Com’è stato lavorare accanto a un cane che in realtà non c’era, ricreato poi in digitale?
«Non c’era ma al suo posto c’era un uomo deputato proprio a fare quel lavoro, ad aiutarmi nell’indirizzare lo sguardo e le emozioni. Una sfida divertente. L’esperienza sui set di Indiana Jones e soprattutto del mio ultimo Guerre Stellari , con tante situazioni di “vuoto” riempite in seguito grazie alla tecnologia digitale, mi avevano già preparato.
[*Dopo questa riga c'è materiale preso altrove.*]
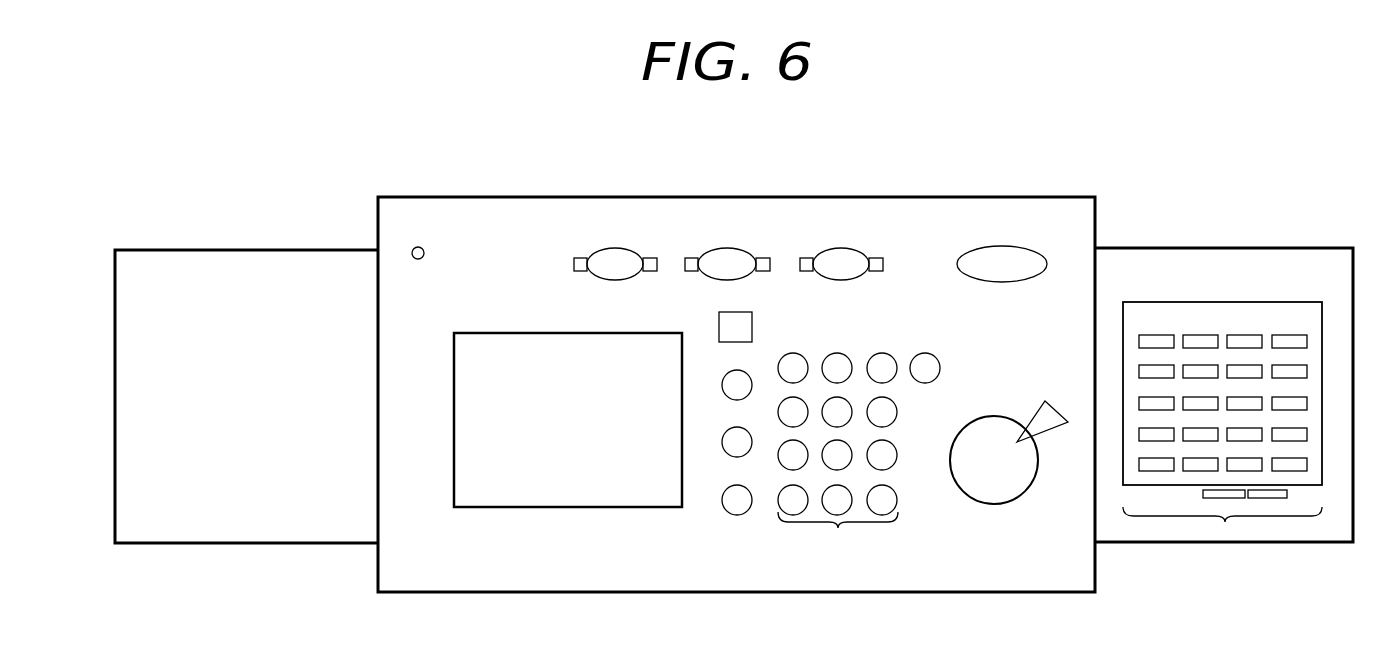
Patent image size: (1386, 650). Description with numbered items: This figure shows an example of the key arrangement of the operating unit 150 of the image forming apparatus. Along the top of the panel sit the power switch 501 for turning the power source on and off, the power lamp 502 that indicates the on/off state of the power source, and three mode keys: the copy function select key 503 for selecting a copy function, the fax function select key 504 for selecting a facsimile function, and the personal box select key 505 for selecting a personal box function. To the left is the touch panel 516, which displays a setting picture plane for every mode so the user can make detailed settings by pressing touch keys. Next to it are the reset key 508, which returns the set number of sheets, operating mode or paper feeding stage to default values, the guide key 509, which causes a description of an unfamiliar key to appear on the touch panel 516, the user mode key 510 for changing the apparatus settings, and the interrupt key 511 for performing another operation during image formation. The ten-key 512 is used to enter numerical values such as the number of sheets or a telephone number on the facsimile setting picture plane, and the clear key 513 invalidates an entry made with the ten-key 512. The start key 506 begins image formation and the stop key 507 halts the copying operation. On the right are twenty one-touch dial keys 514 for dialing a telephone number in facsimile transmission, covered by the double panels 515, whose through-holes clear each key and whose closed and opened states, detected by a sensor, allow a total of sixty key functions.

The operating unit 150 is at (1056, 200).
The power switch 501 is at (1000, 247).
The power lamp 502 is at (418, 247).
The copy function select key 503 is at (615, 248).
The fax function select key 504 is at (727, 248).
The personal box select key 505 is at (840, 248).
The start key 506 is at (987, 495).
The stop key 507 is at (1053, 427).
The reset key 508 is at (719, 329).
The guide key 509 is at (722, 386).
The user mode key 510 is at (722, 442).
The interrupt key 511 is at (722, 500).
The ten-key 512 is at (838, 528).
The clear key 513 is at (925, 383).
The one-touch dial keys 514 is at (1225, 522).
The double panels 515 is at (1300, 255).
The touch panel 516 is at (508, 333).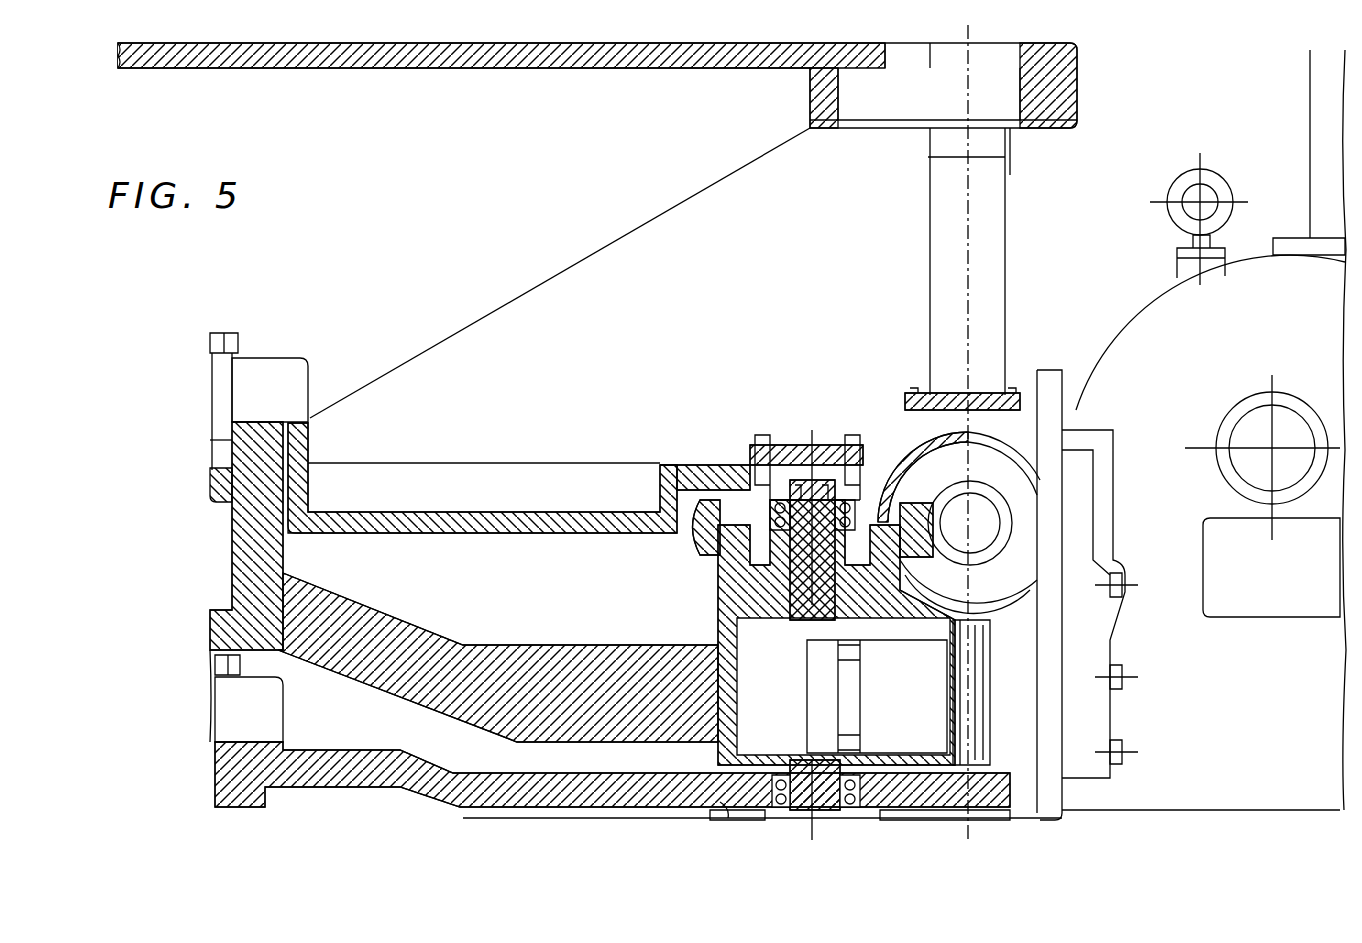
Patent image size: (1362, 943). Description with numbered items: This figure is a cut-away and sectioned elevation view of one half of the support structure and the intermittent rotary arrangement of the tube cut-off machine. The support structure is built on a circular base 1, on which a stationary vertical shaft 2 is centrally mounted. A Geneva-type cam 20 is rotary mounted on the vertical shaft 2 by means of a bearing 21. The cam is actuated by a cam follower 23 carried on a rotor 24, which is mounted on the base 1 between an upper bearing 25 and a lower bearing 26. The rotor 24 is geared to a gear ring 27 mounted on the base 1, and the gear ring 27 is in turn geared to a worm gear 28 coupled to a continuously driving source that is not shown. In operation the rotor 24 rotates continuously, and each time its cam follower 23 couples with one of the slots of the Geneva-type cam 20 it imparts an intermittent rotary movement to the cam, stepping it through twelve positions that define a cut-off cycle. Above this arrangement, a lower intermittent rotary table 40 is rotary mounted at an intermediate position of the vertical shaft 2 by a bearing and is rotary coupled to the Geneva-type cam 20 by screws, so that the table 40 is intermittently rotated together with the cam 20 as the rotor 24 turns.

The circular base 1 is at (505, 788).
The stationary vertical shaft 2 is at (203, 537).
The Geneva-type cam 20 is at (413, 622).
The bearing 21 is at (218, 447).
The cam follower 23 is at (977, 720).
The rotor 24 is at (718, 607).
The upper bearing 25 is at (843, 445).
The lower bearing 26 is at (850, 820).
The gear ring 27 is at (693, 548).
The worm gear 28 is at (992, 532).
The lower intermittent rotary table 40 is at (488, 70).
Sono un attore anziano ma abbastanza al passo coi tempi, sa?».
Lei ama i cani?
«Certo, ne ho sempre avuti, ora ne ho tre, forse quattro, ho perso il conto perché non sono qui a Los Angeles con me ma nella fattoria, beati tra i campi, come tutti i cani dovrebbero vivere».
Che cosa rende il racconto di Jack London ancora attuale?
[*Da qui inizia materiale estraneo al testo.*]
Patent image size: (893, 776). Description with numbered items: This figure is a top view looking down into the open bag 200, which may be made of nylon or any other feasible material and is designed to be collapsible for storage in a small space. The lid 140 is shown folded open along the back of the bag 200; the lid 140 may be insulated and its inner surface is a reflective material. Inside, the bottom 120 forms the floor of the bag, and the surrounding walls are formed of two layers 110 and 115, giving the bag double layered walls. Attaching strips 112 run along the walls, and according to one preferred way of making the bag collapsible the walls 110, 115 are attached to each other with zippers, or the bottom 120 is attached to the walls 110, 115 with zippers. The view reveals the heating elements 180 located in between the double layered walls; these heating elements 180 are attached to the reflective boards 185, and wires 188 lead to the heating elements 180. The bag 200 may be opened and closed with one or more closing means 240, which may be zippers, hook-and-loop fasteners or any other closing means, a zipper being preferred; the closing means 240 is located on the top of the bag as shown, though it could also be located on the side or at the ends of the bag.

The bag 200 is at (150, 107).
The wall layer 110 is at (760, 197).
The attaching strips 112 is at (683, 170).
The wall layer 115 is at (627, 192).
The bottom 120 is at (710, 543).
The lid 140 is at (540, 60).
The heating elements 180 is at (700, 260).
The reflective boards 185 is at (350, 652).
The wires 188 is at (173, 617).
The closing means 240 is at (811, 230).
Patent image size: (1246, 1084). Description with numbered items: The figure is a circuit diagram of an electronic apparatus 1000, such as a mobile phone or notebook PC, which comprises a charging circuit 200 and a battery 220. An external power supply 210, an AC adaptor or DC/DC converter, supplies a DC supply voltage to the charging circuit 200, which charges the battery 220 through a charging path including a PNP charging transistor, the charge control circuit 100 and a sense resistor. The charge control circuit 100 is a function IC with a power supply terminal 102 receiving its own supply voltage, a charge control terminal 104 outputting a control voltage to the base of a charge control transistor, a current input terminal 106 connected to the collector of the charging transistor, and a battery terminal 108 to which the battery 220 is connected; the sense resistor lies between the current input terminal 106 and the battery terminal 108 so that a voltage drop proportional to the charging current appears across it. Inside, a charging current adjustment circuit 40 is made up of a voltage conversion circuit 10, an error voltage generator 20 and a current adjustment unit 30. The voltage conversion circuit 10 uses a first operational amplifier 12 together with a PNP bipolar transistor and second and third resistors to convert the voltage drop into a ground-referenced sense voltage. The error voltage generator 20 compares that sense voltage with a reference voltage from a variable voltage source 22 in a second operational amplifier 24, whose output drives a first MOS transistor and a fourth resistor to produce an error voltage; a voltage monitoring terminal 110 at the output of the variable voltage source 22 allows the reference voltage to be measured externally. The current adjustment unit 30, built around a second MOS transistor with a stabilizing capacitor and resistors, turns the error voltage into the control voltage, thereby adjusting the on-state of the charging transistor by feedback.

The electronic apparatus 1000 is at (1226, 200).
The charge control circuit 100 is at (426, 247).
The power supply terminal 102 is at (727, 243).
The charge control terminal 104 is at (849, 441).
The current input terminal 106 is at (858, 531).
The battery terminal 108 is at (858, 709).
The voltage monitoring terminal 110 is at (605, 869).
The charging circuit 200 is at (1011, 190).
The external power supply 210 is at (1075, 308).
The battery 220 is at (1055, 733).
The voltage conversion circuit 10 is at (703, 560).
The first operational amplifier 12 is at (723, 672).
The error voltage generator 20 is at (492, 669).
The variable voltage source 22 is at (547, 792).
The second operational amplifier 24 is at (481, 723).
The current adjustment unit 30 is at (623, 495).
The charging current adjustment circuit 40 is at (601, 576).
«Il modo in cui viviamo oggi, il caos che abbiamo intorno, il contesto politico e sociale, i danni che stiamo facendo alla natura, al nostro pianeta. Il richiamo della foresta potrebbe essere stato scritto oggi ma ogni libro di London ha un senso, Zanna bianca è un capolavoro di narrativa psicologica, e ogni volta che rileggo Martin Eden , scopro nuove cose».
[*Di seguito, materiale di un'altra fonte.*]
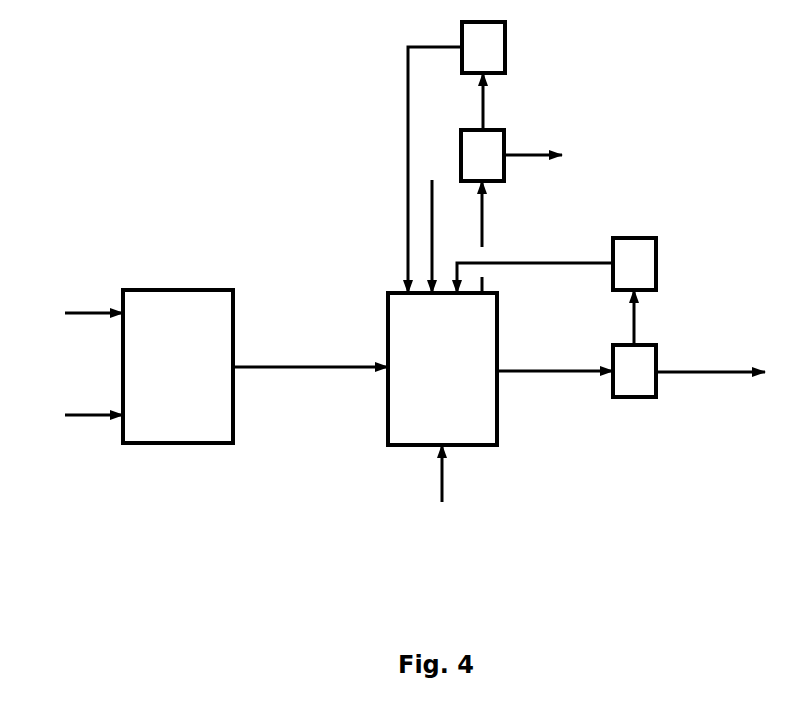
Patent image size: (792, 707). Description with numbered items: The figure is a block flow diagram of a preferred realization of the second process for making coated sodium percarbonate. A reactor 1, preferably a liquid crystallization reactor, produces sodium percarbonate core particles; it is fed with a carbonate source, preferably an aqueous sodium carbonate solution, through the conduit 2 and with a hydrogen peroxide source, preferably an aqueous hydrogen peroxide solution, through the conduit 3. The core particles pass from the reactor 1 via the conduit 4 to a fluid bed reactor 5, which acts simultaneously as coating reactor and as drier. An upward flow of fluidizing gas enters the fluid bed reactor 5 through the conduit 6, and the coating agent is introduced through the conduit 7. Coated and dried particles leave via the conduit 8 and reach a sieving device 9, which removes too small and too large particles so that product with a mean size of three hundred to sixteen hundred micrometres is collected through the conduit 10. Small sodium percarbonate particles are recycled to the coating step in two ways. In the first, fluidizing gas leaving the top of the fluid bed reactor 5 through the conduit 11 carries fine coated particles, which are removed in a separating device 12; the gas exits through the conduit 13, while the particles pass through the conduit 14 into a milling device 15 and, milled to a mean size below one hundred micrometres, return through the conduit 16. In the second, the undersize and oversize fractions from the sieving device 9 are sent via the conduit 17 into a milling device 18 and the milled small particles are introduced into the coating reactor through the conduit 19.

The reactor 1 is at (178, 366).
The conduit 2 is at (78, 313).
The conduit 3 is at (78, 415).
The conduit 4 is at (312, 367).
The fluid bed reactor 5 is at (442, 369).
The conduit 6 is at (442, 488).
The conduit 7 is at (432, 213).
The conduit 8 is at (554, 371).
The sieving device 9 is at (634, 371).
The conduit 10 is at (705, 372).
The conduit 11 is at (482, 232).
The separating device 12 is at (482, 155).
The conduit 13 is at (534, 155).
The conduit 14 is at (483, 108).
The milling device 15 is at (483, 47).
The conduit 16 is at (408, 243).
The conduit 17 is at (634, 323).
The milling device 18 is at (634, 264).
The conduit 19 is at (586, 263).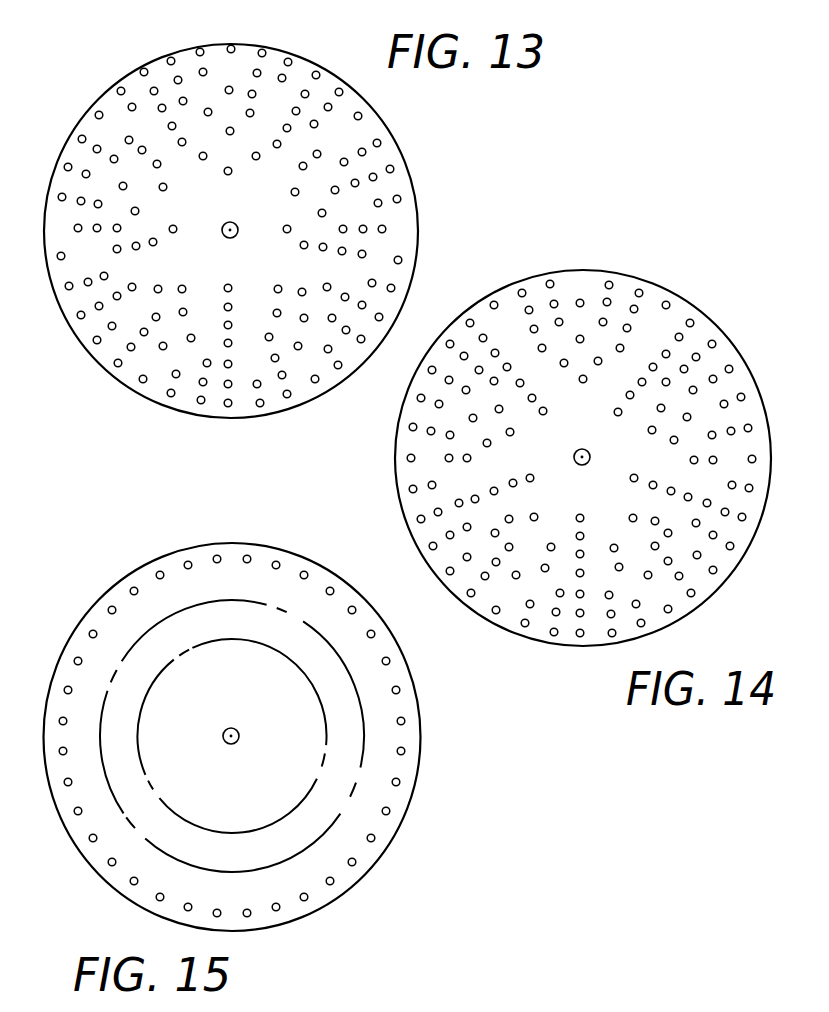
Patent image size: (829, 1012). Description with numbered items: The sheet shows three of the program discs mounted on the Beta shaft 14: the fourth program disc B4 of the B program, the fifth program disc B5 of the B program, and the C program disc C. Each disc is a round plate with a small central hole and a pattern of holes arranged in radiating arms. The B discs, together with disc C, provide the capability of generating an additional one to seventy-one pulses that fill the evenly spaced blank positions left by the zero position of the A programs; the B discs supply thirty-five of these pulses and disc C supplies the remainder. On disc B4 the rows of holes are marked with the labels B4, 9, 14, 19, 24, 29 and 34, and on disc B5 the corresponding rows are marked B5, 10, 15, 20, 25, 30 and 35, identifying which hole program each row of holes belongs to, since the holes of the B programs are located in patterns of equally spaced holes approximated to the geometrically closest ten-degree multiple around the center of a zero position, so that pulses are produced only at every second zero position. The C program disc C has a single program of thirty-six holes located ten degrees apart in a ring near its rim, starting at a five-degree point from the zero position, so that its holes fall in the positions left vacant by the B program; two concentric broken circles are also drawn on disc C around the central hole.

In FIG. 13, the fourth program disc of the B program B4 is at (260, 231).
In FIG. 13, the hole position 9 of disc B4 9 is at (234, 307).
In FIG. 13, the Beta shaft 14 is at (238, 325).
In FIG. 13, the hole position 19 of disc B4 19 is at (238, 343).
In FIG. 13, the hole position 24 of disc B4 24 is at (238, 364).
In FIG. 13, the hole position 29 of disc B4 29 is at (238, 384).
In FIG. 13, the hole position 34 of disc B4 34 is at (238, 403).
In FIG. 14, the fifth program disc of the B program B5 is at (583, 458).
In FIG. 14, the hole position 10 of disc B5 10 is at (590, 536).
In FIG. 14, the hole position 15 of disc B5 15 is at (590, 554).
In FIG. 14, the hole position 20 of disc B5 20 is at (590, 573).
In FIG. 14, the hole position 25 of disc B5 25 is at (590, 594).
In FIG. 14, the hole position 30 of disc B5 30 is at (590, 613).
In FIG. 14, the hole position 35 of disc B5 35 is at (590, 633).
In FIG. 15, the C program disc C is at (232, 737).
Lei è sempre stato un sostenitore delle battaglie contro i cambiamenti climatici.
«Combatto per la natura, per la sua tutela. Non dipende dalla natura stessa ma da noi, come sappiamo.
Siamo noi che dovremmo chiedere alla natura, con gentilezza, di condividere con noi la sua abbondanza, la sua generosità, la sua capacità di sostenerci. Buck rappresenta questa natura generosa a cui troppo spesso non diciamo mai grazie. Per difendere il pianeta dovremmo dare più ascolto agli allarmi che ci lancia la scienza, ma c’è ancora chi nega l’evidenza dei fatti».
A cosa si deve il suo cameo nell’ultimo “Guerre Stellari”?
Nostalgia per la saga?
«No, il regista J. J. Abrams me lo ha chiesto e ho detto ok. Ho dato ascolto alla sua intuizione».
È vero che aveva messo come condizione che Han Solo uscisse di scena prima di accettare di tornare?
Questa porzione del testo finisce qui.